L’enquête débutera probablement par rechercher, si l’agriculture a fait de sérieux progrès depuis « l’ère impériale, » comme a dit M. le ministre de l’agriculture et du commerce dans son discours de Poissy ; ce n’est pas nous qui avons imaginé cette façon de parler, nous nous bornons à la reproduire. D’après ce discours, les terres ensemencées en froment se sont accrues depuis 1851 de 1 million d’hectares, les vignes de 100,000 hectares, la betterave a passé de 36,000 hectares à 119,000, et le rendement moyen des céréales pour l’ensemble de la France a suivi une progression constante. Nous admettons le premier fait, l’extension de la surface ensemencée ; mais il nous paraît difficile de le concilier avec le dernier, l’accroissement constant du rendement. Nous voyons en effet, si nous consultons les documens officiels, que la moyenne du rendement, pour les cinq ans qui ont précédé 1852, a été de 15 hectolitres par hectare, et dans les cinq ans qui ont suivi 1860, de 14 hectolitres 18 litres ; la moyenne a donc baissé, au lieu de monter, depuis 1851, et il faut remarquer que dans la dernière période quinquennale se trouve l’année 1863, la plus abondante qu’on ait jamais vue, qui élève beaucoup le total ; la véritable moyenne ne doit pas dépasser 14 hectolitres.

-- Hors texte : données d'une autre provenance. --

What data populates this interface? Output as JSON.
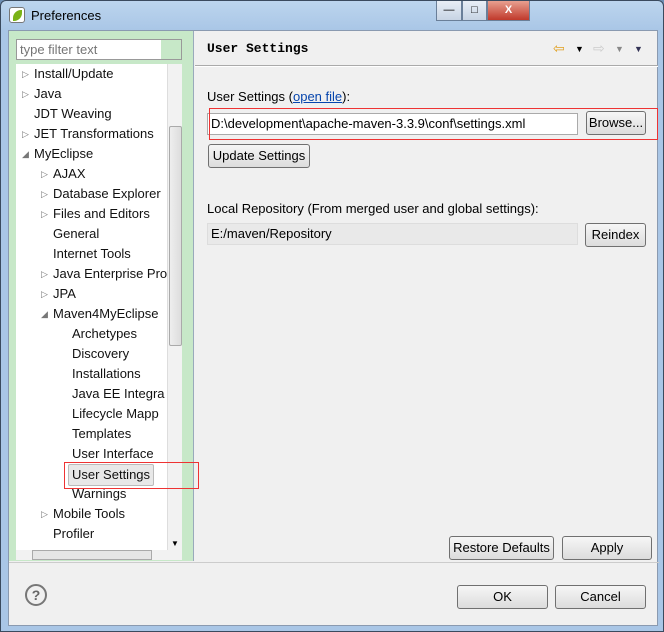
{
  "window": {
    "title": "Preferences",
    "minimize": "—",
    "maximize": "□",
    "close": "X"
  },
  "filter": {
    "placeholder": "type filter text"
  },
  "tree": [
    {
      "label": "Install/Update",
      "level": 0,
      "expandable": true
    },
    {
      "label": "Java",
      "level": 0,
      "expandable": true
    },
    {
      "label": "JDT Weaving",
      "level": 0,
      "expandable": false
    },
    {
      "label": "JET Transformations",
      "level": 0,
      "expandable": true
    },
    {
      "label": "MyEclipse",
      "level": 0,
      "expanded": true
    },
    {
      "label": "AJAX",
      "level": 1,
      "expandable": true
    },
    {
      "label": "Database Explorer",
      "level": 1,
      "expandable": true
    },
    {
      "label": "Files and Editors",
      "level": 1,
      "expandable": true
    },
    {
      "label": "General",
      "level": 1,
      "expandable": false
    },
    {
      "label": "Internet Tools",
      "level": 1,
      "expandable": false
    },
    {
      "label": "Java Enterprise Pro",
      "level": 1,
      "expandable": true
    },
    {
      "label": "JPA",
      "level": 1,
      "expandable": true
    },
    {
      "label": "Maven4MyEclipse",
      "level": 1,
      "expanded": true
    },
    {
      "label": "Archetypes",
      "level": 2
    },
    {
      "label": "Discovery",
      "level": 2
    },
    {
      "label": "Installations",
      "level": 2
    },
    {
      "label": "Java EE Integra",
      "level": 2
    },
    {
      "label": "Lifecycle Mapp",
      "level": 2
    },
    {
      "label": "Templates",
      "level": 2
    },
    {
      "label": "User Interface",
      "level": 2
    },
    {
      "label": "User Settings",
      "level": 2,
      "selected": true
    },
    {
      "label": "Warnings",
      "level": 2
    },
    {
      "label": "Mobile Tools",
      "level": 1,
      "expandable": true
    },
    {
      "label": "Profiler",
      "level": 1,
      "expandable": false
    }
  ],
  "page": {
    "title": "User Settings",
    "user_settings_label": "User Settings (",
    "open_file_link": "open file",
    "user_settings_label_end": "):",
    "user_settings_value": "D:\\development\\apache-maven-3.3.9\\conf\\settings.xml",
    "browse": "Browse...",
    "update": "Update Settings",
    "local_repo_label": "Local Repository (From merged user and global settings):",
    "local_repo_value": "E:/maven/Repository",
    "reindex": "Reindex",
    "restore": "Restore Defaults",
    "apply": "Apply"
  },
  "footer": {
    "ok": "OK",
    "cancel": "Cancel",
    "help": "?"
  },
  "colors": {
    "accent_annotation": "#e33333",
    "left_bg": "#c7e8c8"
  }
}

Cette coïncidence d’un abaissement dans le rendement avec une extension de la surface ensemencée s’explique parfaitement par les lois, de l’économie rurale ; en étendant les cultures du blé à des terres de qualité inférieure et en disséminant sur un plus grand espace les forces et les engrais dont on dispose, on doit obtenir une récolte médiocre, et on se met dans l’impossibilité de la soutenir.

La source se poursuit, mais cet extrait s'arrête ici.